The moringa, whose botanical name is Moringa Oleifera, is a plant native to India belonging to the Moringaceae family. Today it is cultivated mainly in South-America (Cuba, Paraguay and Argentina), Ethiopia and the Philippines, and it is a plant very appreciated for its many healthy characteristics: in fact it is also known as "miraculous tree", and FAO promotes its cultivation, considering it a complete and useful food to fight malnutrition in the world. Of this plant you can eat flowers, roots, seeds and leaves. From its leaves it is also obtained the moringa powder, used as a food supplement and much appreciated in western countries, while the seeds produce moringa oil that has an important characteristic since it does not turn rancid, and it can be used as a condiment or for hair care. Moringa is therefore considered a real "superfood": it is super-nourishing and very beneficial for health and beauty. But let's find out which are the characteristics of moringa, how to consume it and use it and if there are any side effects.
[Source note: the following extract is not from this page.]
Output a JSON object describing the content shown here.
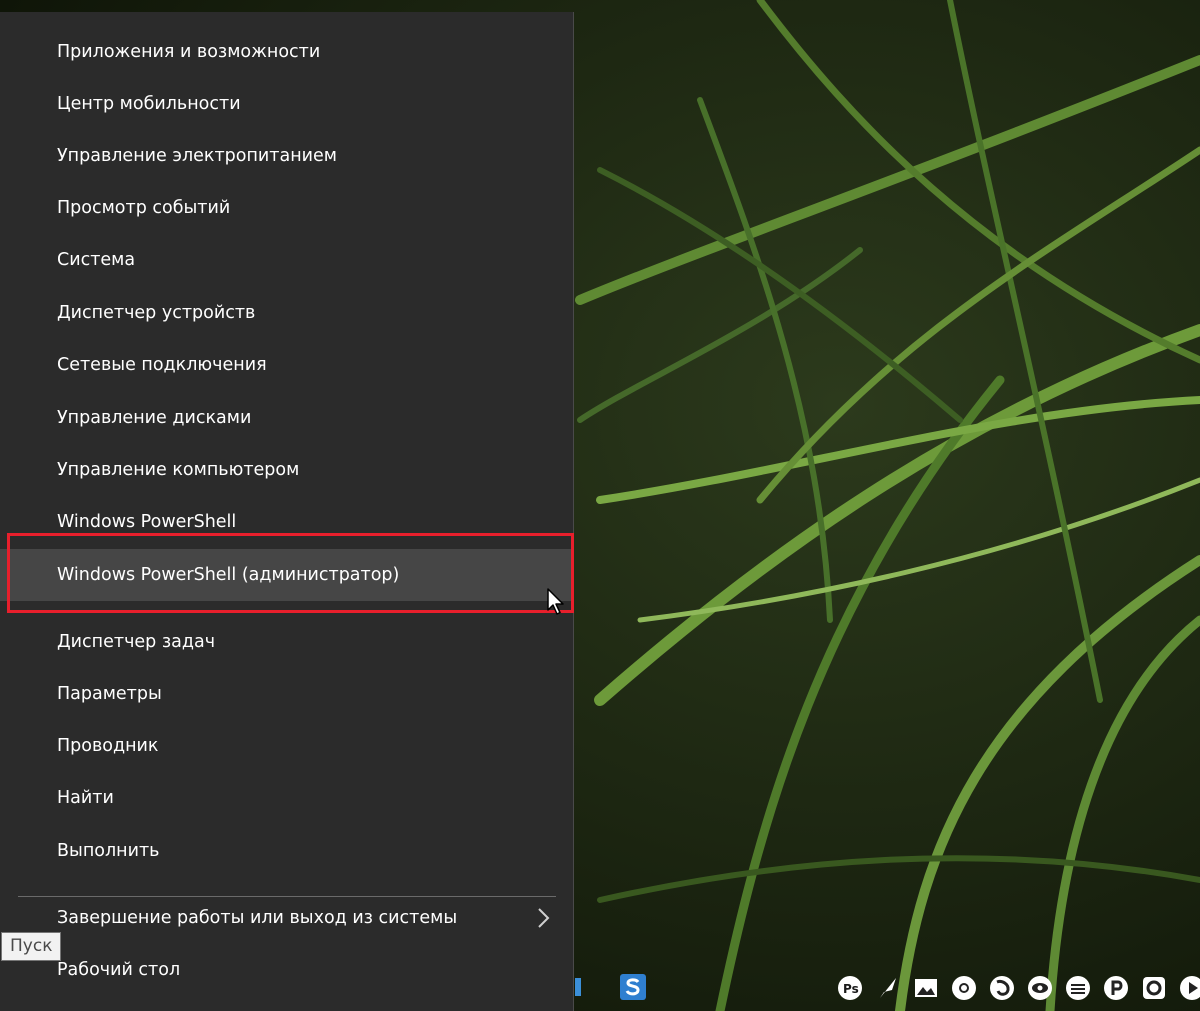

Why is moringa considered a super-food? Among the characteristics that make this plant unique there is its complete protein content: in fact moringa contains 9 essential amino acids, as well as vitamins, antioxidants and mineral salts, including potassium and calcium. Among vitamins we find vitamin C, in a quantity seven times higher than that contained in oranges, in addition to vitamin A, which helps to prevent infections and protect vision, and vitamin E that protects skin and organs from premature aging, fighting the harmful action of free radicals. Moringa is also a plant rich in Omega 3, 6 and 9: fatty acids important for our health, as they help the proper functioning of the heart and of the nervous system. In numerical terms, moringa contains 4 times the vitamin A contained in carrots, twice the protein contained in yogurt, 3 times the potassium contained in bananas and the quadruple of the calcium usually supplied by milk. But let's find out more about its healthy characteristics.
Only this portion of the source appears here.